As a schoolboy, I had heard awe-inspiring stories about Pataudi from my brothers. And later I was fortunate to see him play. I often wondered how this one-eyed Nawab could even put bat to ball.

Without the benefit of binocular vision, everyday life was a serious challenge for Pataudi, not to mention playing cricket at the highest level. He would miss the glass by a few inches while pouring water into it. He made a number of adjustments in his daily routine as well as on the playing field.

Wearing contact lens in the damaged eye, he saw two of everything – two bowlers running in, two balls being bowled! Discarding the lens, he decided to make the most of his one good eye. It needed loads of courage to play fast bowlers like Hall and Griffith– without a helmet.

The Indian cricket team then was divided along regional lines. Pataudi strove to forge a national identity.

“We are not playing for Delhi, Madras, Mumbai, Bengal or Maharashtra,” he told the players. “We are playing for India.”

He also had an eye for cricketing talent. He nurtured the careers of G. Vishwanath and the famed spin quartet – EAS Prasanna, Bishen Singh Bedi, B. Chandrasekhar and S. Venkataraghavan.

In the sixties, India had talented cricketers but lacked self-belief. Pataudi inspired the players to believe in themselves by recognizing their potential and helping them realize it. He was refreshingly even-handed when it came to promoting talent.

A few years into his captaincy, Pataudi realized India need to play to its strengths. Going against conventional wisdom, he played three spinners and India’s performance started improving. He was way ahead of his time in the importance he attached to fielding. To provide good support for the spinners, he worked hard on the Indian team’s fielding – he himself was a superb fielder.

In course of time, some outstanding fielders like Eknath Solkar, Abid Ali and S. Venkataraghavan emerged.

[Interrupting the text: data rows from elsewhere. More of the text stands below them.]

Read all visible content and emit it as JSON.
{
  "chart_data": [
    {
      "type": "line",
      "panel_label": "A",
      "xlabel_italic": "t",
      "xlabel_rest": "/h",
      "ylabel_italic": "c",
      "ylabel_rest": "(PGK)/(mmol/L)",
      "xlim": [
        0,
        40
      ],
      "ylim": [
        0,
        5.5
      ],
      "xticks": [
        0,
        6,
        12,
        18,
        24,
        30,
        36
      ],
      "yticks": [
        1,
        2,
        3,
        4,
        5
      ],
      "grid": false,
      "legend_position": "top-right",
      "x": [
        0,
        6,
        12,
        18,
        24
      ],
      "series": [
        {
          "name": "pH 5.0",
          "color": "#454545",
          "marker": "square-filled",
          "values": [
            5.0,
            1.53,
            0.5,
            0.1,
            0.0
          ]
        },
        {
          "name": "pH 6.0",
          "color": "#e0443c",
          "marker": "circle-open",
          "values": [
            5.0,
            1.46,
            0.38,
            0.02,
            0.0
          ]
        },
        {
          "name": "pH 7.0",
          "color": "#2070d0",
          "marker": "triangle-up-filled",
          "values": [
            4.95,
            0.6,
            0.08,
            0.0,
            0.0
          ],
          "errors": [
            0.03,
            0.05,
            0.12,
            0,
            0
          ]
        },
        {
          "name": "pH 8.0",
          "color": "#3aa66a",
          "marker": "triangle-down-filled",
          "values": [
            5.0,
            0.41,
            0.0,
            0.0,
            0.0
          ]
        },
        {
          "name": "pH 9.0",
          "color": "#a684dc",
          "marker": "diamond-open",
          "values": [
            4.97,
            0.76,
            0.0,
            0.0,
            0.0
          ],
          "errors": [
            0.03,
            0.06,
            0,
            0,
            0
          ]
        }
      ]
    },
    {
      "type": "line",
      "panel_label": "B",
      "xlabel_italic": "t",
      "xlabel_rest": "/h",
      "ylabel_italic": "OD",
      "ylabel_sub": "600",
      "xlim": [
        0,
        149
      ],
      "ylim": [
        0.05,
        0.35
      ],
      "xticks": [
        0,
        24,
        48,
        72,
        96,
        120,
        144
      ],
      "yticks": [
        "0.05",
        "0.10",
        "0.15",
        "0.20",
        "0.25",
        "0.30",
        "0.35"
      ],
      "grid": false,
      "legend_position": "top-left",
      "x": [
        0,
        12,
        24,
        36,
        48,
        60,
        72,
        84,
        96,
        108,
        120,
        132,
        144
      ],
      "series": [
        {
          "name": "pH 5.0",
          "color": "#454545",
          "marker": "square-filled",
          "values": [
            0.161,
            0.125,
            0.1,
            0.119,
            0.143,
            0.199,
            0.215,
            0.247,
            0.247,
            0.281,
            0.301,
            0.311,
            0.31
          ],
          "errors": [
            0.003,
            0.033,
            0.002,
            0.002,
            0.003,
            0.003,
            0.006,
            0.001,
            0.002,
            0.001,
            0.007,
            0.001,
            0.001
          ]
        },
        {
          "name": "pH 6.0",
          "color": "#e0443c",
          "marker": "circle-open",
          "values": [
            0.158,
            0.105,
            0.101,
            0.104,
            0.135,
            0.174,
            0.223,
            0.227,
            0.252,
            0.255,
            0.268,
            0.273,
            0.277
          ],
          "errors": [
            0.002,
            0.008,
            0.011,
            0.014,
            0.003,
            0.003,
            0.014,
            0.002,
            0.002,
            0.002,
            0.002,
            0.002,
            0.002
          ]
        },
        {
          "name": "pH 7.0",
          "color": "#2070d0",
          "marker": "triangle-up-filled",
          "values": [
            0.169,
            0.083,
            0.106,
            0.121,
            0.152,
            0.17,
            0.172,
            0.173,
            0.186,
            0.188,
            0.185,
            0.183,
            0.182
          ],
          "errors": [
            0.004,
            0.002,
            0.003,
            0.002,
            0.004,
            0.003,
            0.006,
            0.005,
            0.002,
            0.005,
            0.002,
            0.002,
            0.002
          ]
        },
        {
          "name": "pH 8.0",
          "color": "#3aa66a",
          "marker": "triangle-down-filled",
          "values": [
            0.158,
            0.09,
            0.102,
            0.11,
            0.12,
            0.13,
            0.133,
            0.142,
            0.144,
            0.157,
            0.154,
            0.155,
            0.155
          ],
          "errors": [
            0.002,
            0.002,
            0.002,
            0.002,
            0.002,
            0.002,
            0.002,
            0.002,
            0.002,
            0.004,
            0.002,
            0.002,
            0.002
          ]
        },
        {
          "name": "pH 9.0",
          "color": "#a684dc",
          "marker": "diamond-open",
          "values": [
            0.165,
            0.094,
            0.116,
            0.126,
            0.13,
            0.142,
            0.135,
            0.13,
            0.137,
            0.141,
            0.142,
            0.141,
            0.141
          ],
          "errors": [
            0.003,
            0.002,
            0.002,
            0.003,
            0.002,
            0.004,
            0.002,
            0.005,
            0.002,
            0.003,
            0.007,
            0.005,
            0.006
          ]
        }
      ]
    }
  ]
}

India notched up its first Test series victory abroad in 1967-68 against New Zealand under his captaincy.

How did he fare as a batsman? He made a little less than 3000 runs in Tests at a modest average of around 35. Some cricket lovers believe the average and aggregate should be multiplied by two had he not met with his life altering accident.

The famous English cricketer, Trevor Bailey, said that if Pataudi had not lost his eye he would have been ‘in the Bradman class’. Colin Bland, a top-notch South African fielder of yesteryear, put Pataudi above Jonty Rhodes as a fielder.

Pataudi was respected by his team mates and opponents alike for not so much his achievements as a cricketer, but for his sheer courage to play cricket at the highest level with the gravest of handicaps.

Pataudi never talked of what his life would have been like if the accident had not happened. He also snuffed out any such speculation by others. The way he accepted life as it was and flowed with it was perhaps his greatest quality and the reason for his stupendous success on the cricket field.